Now, here are two “normal” Virginia running events on both ends of the amount-of-people spectrum:
Richmond Marathon/Half Marathon: I have been looking into the Richmond Marathon and Half Marathon event which takes place in November. I was supposed to do the half marathon last year, but was so burned out after an awful, awful 10-miler that I ended up just skipping it in favor of rest. Anyways, now Richmond is a serious contender for my next big race. It’s close by, it’s flat, and it’s well-known and well-organized. The Richmond Marathon has been featured in Runner’s World multiple times, listed as “America’s friendliest marathon” and also in “Best Little Marathons.” But the question remains whether I want to do the half marathon and try for a better time (the first half marathon I did was in May 2011) or go for the marathon, with one of the hilliest and a not-for-first-timers marathons already under my belt. There is over 6 months until the race, so I have time to think about it (given that most training plans are around 4 months long).
Marine Corps Marathon: I would love to run at least one of the big marathons at some point in my life (New York, Chicago, Marine Corps), which can have as many as 40,000+ runners. (As a point of comparison, Charlottesville was limited to 3,500 runners combined for both events, and I believe a little under 500 people finished the marathon). This year, the Marine Corps Marathon sold out it’s 30,000 spots in record time, under 3 hours! Incredible! This was the marathon that my grandpa ran for his 50th birthday also. So this will be in the back of my mind as a possibility to try for in 2013.
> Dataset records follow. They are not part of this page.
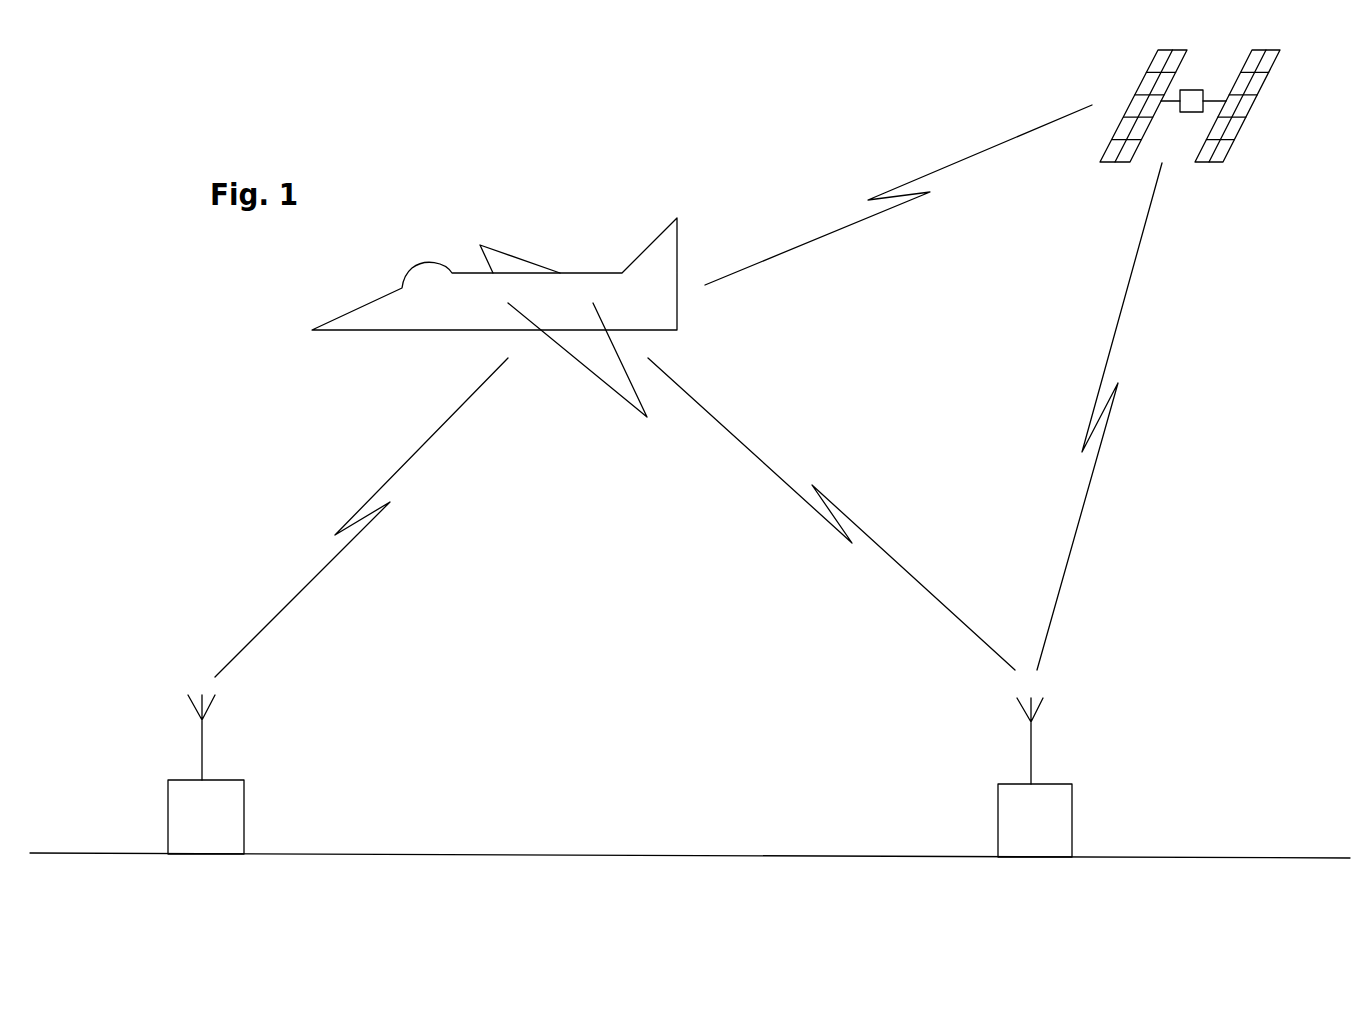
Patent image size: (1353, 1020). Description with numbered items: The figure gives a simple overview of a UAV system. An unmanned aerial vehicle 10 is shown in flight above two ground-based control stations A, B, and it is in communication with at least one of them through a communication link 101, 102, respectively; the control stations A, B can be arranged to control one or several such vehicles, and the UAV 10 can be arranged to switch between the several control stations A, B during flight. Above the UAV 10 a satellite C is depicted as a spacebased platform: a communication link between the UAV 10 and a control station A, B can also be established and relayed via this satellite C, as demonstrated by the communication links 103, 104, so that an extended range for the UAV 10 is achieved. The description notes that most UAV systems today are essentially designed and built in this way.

The unmanned aerial vehicle 10 is at (677, 218).
The communication link 101 is at (412, 458).
The communication link 102 is at (715, 420).
The communication link 103 is at (1122, 315).
The communication link 104 is at (853, 222).
The control station A is at (244, 792).
The control station B is at (1072, 795).
The satellite C is at (1257, 95).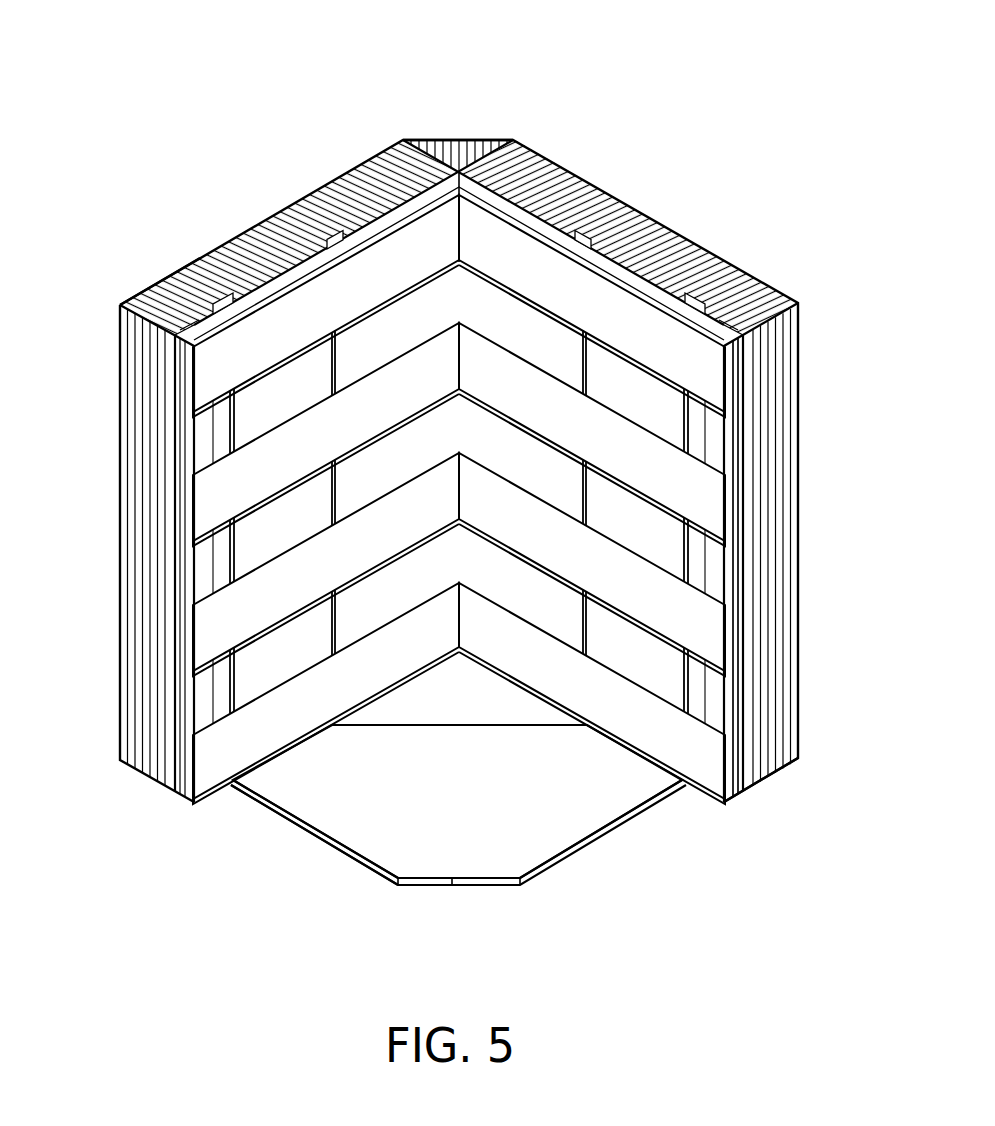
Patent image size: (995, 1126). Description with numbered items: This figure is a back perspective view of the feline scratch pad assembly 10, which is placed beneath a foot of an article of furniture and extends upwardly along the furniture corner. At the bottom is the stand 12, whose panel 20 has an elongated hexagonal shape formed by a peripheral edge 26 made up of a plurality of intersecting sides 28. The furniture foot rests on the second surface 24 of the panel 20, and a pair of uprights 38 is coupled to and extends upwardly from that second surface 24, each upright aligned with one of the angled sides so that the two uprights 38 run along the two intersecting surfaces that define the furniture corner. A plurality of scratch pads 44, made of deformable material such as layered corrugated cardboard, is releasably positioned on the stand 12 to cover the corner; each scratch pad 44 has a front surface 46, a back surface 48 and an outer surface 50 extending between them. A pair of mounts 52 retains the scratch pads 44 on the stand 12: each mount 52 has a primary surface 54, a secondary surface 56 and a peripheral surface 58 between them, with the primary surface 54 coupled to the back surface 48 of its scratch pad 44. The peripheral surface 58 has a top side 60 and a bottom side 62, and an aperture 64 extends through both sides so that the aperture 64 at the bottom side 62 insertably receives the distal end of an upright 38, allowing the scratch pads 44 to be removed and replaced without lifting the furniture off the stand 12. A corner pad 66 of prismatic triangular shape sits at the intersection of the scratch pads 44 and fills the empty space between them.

The feline scratch pad assembly 10 is at (760, 96).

In the meantime, I’ve been running a few days a week, mostly short runs, just to keep my fitness level up. I thought not having a ‘plan’ would make me feel a little lost or confused, but for the most part it’s been pretty nice – I don’t have to plan my weekends around my runs like I had been for the past 4+ months. I can also consider signing up last minute for shorter races since I already have a decent running base (such as Pacers or Potomac River Running events).
So there you have it, a little update into some things I’ve been thinking about. Since fall marathon season is in October/November on the east coast, I’ll know by June whether I’ll be training for another marathon, half marathon, or waiting until next year.